Ich fand einen Gönner, Francour, der viel älter war als ich – was ich eigentlich niemals gutheißen kann. Da er mich aufrichtig liebte, musste ich es ihm jedoch vergeben. Ich glaube, er war der einzige von all denen, die mich ihrer Leidenschaft versichert haben, der sich um meiner selbst willen an mich band. Unglücklicherweise verdiente er ein besseres Schicksal. Aber warum geht er auch einen Handel ein, ohne Erkundigungen einzuholen? Er hätte erfahren können, dass meine Standhaftigkeit keine Woche hält. Langsam verbreitete sich mein Ruf. Ich verließ mein Dorf erhobenen Hauptes – was dessen stumpfsinnigen Bewohnern nicht verborgen blieb. Ich war so stolz, dass ich mich auch von jenem Keller nicht verabschiedete, den ich in mein Herz geschlossen und in dem ich der Liebe mein erstes Opfer dargebracht hatte.
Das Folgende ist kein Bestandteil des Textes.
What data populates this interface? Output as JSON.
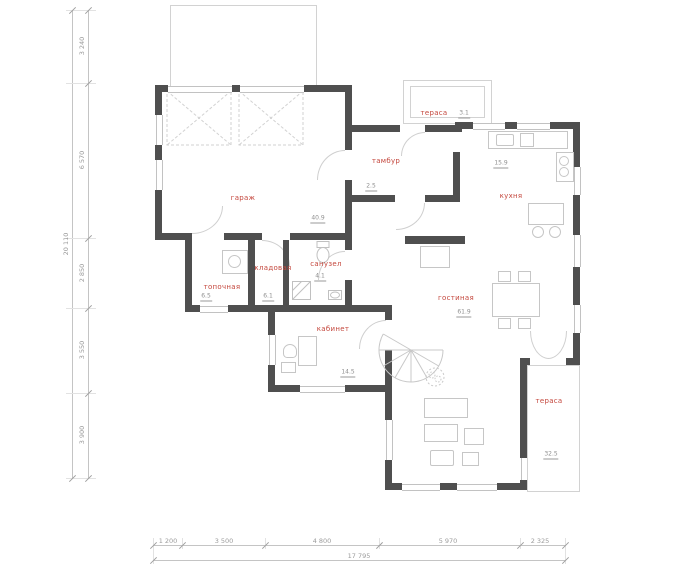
{
  "plan_title": "first-floor-plan",
  "rooms": [
    {
      "name": "гараж",
      "area": "40.9"
    },
    {
      "name": "тамбур",
      "area": "2.5"
    },
    {
      "name": "тераса",
      "area": "3.1"
    },
    {
      "name": "кухня",
      "area": "15.9"
    },
    {
      "name": "топочная",
      "area": "6.5"
    },
    {
      "name": "кладовая",
      "area": "6.1"
    },
    {
      "name": "санузел",
      "area": "4.1"
    },
    {
      "name": "кабинет",
      "area": "14.5"
    },
    {
      "name": "гостиная",
      "area": "61.9"
    },
    {
      "name": "тераса",
      "area": "32.5"
    }
  ],
  "dimensions": {
    "vertical": {
      "segments": [
        "3 240",
        "6 570",
        "2 850",
        "3 550",
        "3 900"
      ],
      "total": "20 110"
    },
    "horizontal": {
      "segments": [
        "1 200",
        "3 500",
        "4 800",
        "5 970",
        "2 325"
      ],
      "total": "17 795"
    }
  },
  "colors": {
    "wall": "#4f4f4f",
    "room_label": "#c4473d",
    "dimension_text": "#9b9b9b",
    "thin_line": "#d2d2d2",
    "marker": "#cc3b30"
  }
}
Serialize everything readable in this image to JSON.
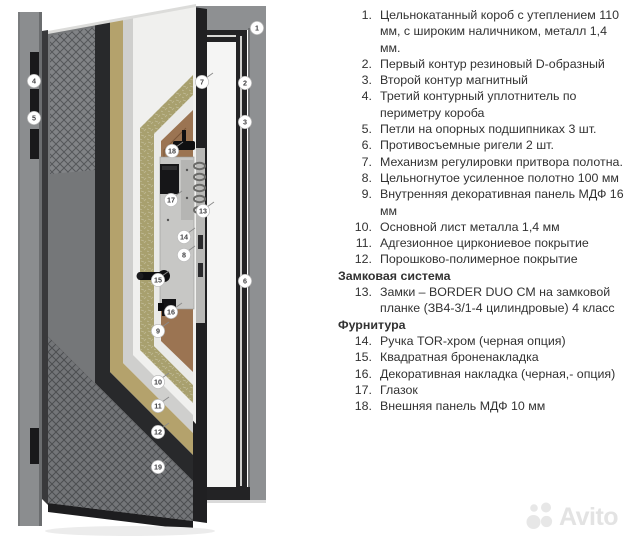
{
  "legend": {
    "entries": [
      {
        "type": "item",
        "label": "1.",
        "text": "Цельнокатанный короб с утеплением 110 мм, с широким наличником, металл 1,4 мм."
      },
      {
        "type": "item",
        "label": "2.",
        "text": "Первый контур резиновый D-образный"
      },
      {
        "type": "item",
        "label": "3.",
        "text": "Второй контур магнитный"
      },
      {
        "type": "item",
        "label": "4.",
        "text": "Третий контурный уплотнитель по периметру короба"
      },
      {
        "type": "item",
        "label": "5.",
        "text": "Петли на опорных подшипниках 3 шт."
      },
      {
        "type": "item",
        "label": "6.",
        "text": "Противосъемные ригели 2 шт."
      },
      {
        "type": "item",
        "label": "7.",
        "text": "Механизм регулировки притвора полотна."
      },
      {
        "type": "item",
        "label": "8.",
        "text": "Цельногнутое усиленное полотно 100 мм"
      },
      {
        "type": "item",
        "label": "9.",
        "text": "Внутренняя декоративная панель МДФ 16 мм"
      },
      {
        "type": "item",
        "label": "10.",
        "text": "Основной лист металла 1,4 мм"
      },
      {
        "type": "item",
        "label": "11.",
        "text": "Адгезионное циркониевое покрытие"
      },
      {
        "type": "item",
        "label": "12.",
        "text": "Порошково-полимерное покрытие"
      },
      {
        "type": "header",
        "text": "Замковая система"
      },
      {
        "type": "item",
        "label": "13.",
        "text": "Замки – BORDER DUO CM на замковой планке (ЗВ4-3/1-4 цилиндровые) 4 класс"
      },
      {
        "type": "header",
        "text": "Фурнитура"
      },
      {
        "type": "item",
        "label": "14.",
        "text": "Ручка TOR-хром (черная опция)"
      },
      {
        "type": "item",
        "label": "15.",
        "text": "Квадратная броненакладка"
      },
      {
        "type": "item",
        "label": "16.",
        "text": "Декоративная накладка (черная,- опция)"
      },
      {
        "type": "item",
        "label": "17.",
        "text": "Глазок"
      },
      {
        "type": "item",
        "label": "18.",
        "text": "Внешняя панель МДФ 10 мм"
      }
    ]
  },
  "diagram": {
    "markers": [
      {
        "n": "1",
        "x": 257,
        "y": 28,
        "tick": false
      },
      {
        "n": "2",
        "x": 245,
        "y": 83,
        "tick": false
      },
      {
        "n": "3",
        "x": 245,
        "y": 122,
        "tick": false
      },
      {
        "n": "4",
        "x": 34,
        "y": 81,
        "tick": false
      },
      {
        "n": "5",
        "x": 34,
        "y": 118,
        "tick": false
      },
      {
        "n": "6",
        "x": 245,
        "y": 281,
        "tick": false
      },
      {
        "n": "7",
        "x": 202,
        "y": 82,
        "tick": true
      },
      {
        "n": "8",
        "x": 184,
        "y": 255,
        "tick": true
      },
      {
        "n": "9",
        "x": 158,
        "y": 331,
        "tick": true
      },
      {
        "n": "10",
        "x": 158,
        "y": 382,
        "tick": true
      },
      {
        "n": "11",
        "x": 158,
        "y": 406,
        "tick": true
      },
      {
        "n": "12",
        "x": 158,
        "y": 432,
        "tick": true
      },
      {
        "n": "13",
        "x": 203,
        "y": 211,
        "tick": true
      },
      {
        "n": "14",
        "x": 184,
        "y": 237,
        "tick": true
      },
      {
        "n": "15",
        "x": 158,
        "y": 280,
        "tick": true
      },
      {
        "n": "16",
        "x": 171,
        "y": 312,
        "tick": true
      },
      {
        "n": "17",
        "x": 171,
        "y": 200,
        "tick": true
      },
      {
        "n": "18",
        "x": 172,
        "y": 151,
        "tick": true
      },
      {
        "n": "19",
        "x": 158,
        "y": 467,
        "tick": true
      }
    ],
    "colors": {
      "frame-gray": "#8e9092",
      "frame-edge": "#6e7072",
      "lining-black": "#232325",
      "opening-white": "#f5f5f4",
      "jamb-gray": "#8b8d8f",
      "leaf-face": "#757779",
      "pattern-base": "#818386",
      "pattern-line": "#55575a",
      "band-black": "#28292b",
      "band-tan": "#b4a26c",
      "band-gray": "#cfcfcd",
      "band-white": "#f0f0ee",
      "insul-green": "#a8a06e",
      "liner-white": "#eaeae8",
      "panel-brown": "#9b7452",
      "edge-black": "#202022",
      "metal-plate": "#c7c7c5",
      "marker-text": "#3f3f41"
    }
  },
  "watermark": {
    "text": "Avito"
  }
}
Ich sah nicht einmal mehr den Mann, dem ich meine Laufbahn verdanke. Einige Tage war ich trunken von meinem ungewohnten Ruhm. Ich kümmerte mich nur um mein Äußeres und um mein Vorhaben, meiner zügellosen Wissbegierde neue Felder zu eröffnen. Nicht zuletzt um Mittel und Wege, jene zu täuschen, die alles für mich taten. Sie in meinen Bann zu ziehen, war nicht schwer. Nichts ist so einfach, wie über ein gutgläubiges Herz zu herrschen. Das ist auch der Grund, weshalb ich darin glänzte, meine Galane hinters Licht zu führen, während sie sich jenseits von Gut und Böse dünkten. Mich beschlichen jedoch leichte Skrupel, Francour zu enttäuschen. Allein, meine unüberwindliche Neigung riss mich mit. Im Übrigen: Heißt es nicht, dass der, der eine Kurtisane mit Kostbarkeiten überhäuft, auf sich selbst hereinfällt?

Sei es, wie es sei. Ich betrat den ersehnten Kampfplatz. Ich besaß Kleider und Schmuck, verlor keine Zeit und kam zu Francour, der mir mit Reichtümern und Wertschätzungen huldigte, die neu für mich waren.